Average rental rates continue to climb at pretty much the same rate as they have since 2011. The market appears to be willing to pay more at a time when the availability of apartments is increasing. Now, remember these are asking prices as listed by Craigslist.org. The actual price paid may be less. There must be some living spaces that are rented without any advertising. Please remember if you would like to use these graphs please get the written approval from both Craigslist.org and Missionlocal.org.
As you can see, the rental rates continue to rise. Plots for the larger number of rooms have a great deal of variability as the sample size is small. The rental rates began to climb just after the financial meltdown in 2009. The demand was low and unfortunately there was no building of any kind in the city. The 2009 construction stall is one of the key dynamics, which I believe brought us today’s housing shortage.
There was an abundance of available apartments in 2009. The nation and San Francisco’s economy was at a stand still and financing was impossible. Gradually the economy picked up and people began returning to the city, resulting in a decline in availability until the middle of 2011. The meager availability continued until some of the new construction has begun to come online. From that point on to today availability of apartments on Craigslist.org are increasing.
As you know this is my favorite graph. It lists every individual apartment available at sample time for the past couple years. The distribution of asking rents is shown. The “clumps” of dots indicate the bedroom configuration. The first group plots studios. Then one-bedroom listings are plotted and so on.

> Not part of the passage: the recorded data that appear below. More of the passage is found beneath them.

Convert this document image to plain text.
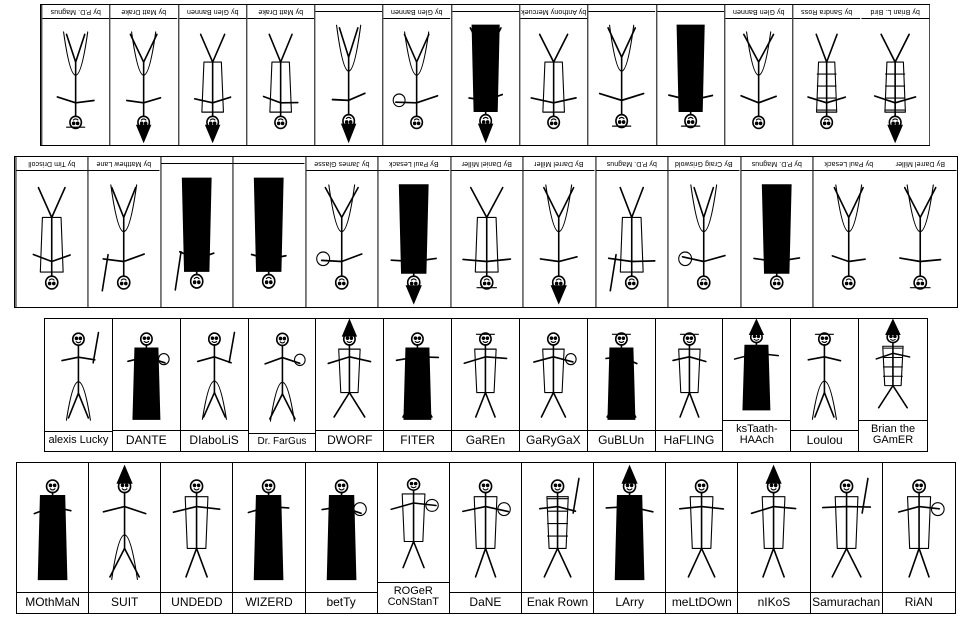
by P.D. Magnus	by Matt Drake	by Glen Bannen	by Matt Drake	by Glen Bannen	by Anthony Mercuek	by Glen Bannen	by Sandra Ross	by Brian L. Bird
by Tim Driscoll	by Matthew Lane	by James Glasse	By Paul Lesack	By Daniel Miller	By Darrel Miller	by P.D. Magnus	By Craig Griswold	by P.D. Magnus	by Paul Lesack	By Darrel Miller
alexis Lucky	DANTE	DIaboLiS	Dr. FarGus	DWORF	FITER	GaREn	GaRyGaX	GuBLUn	HaFLING
ksTaath-HAAch	Loulou
Brian the GAmER
MOthMaN	SUIT	UNDEDD	WIZERD	betTy
ROGeR CoNStanT	DaNE	Enak Rown	LArry	meLtDOwn	nIKoS	Samurachan	RiAN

I’m guessing that when availability hits some yet unknown spot we will see a bifurcation of rate clusters. One being those apartments that are new and reflect current building and financing costs and all the rest. The new construction economics are most probably based on rental income projected to reflect the current level and excellent occupancy rates.
The banks are relying on the developers generating that kind of a revenue stream. The other properties are influenced by code compliance like AB094 and the general higher cost of maintenance of older buildings. Now for your part. What do you see? How about the future? All decent remarks are encouraged.
Remember, Mission Local’s commentary policy requests that you limit your comments and counter-comments. We want to avoid “ping-pong” commentary that has a tendency to bury great thoughts in a rhetorical discussion. All of the comments in this posting and my colorful charts are a reflection of my personal thoughts and in no way reflect the thinking of Craigslist.org or the editorial position of Mission Local. It’s just me, a self-assigned number fiend, thinking.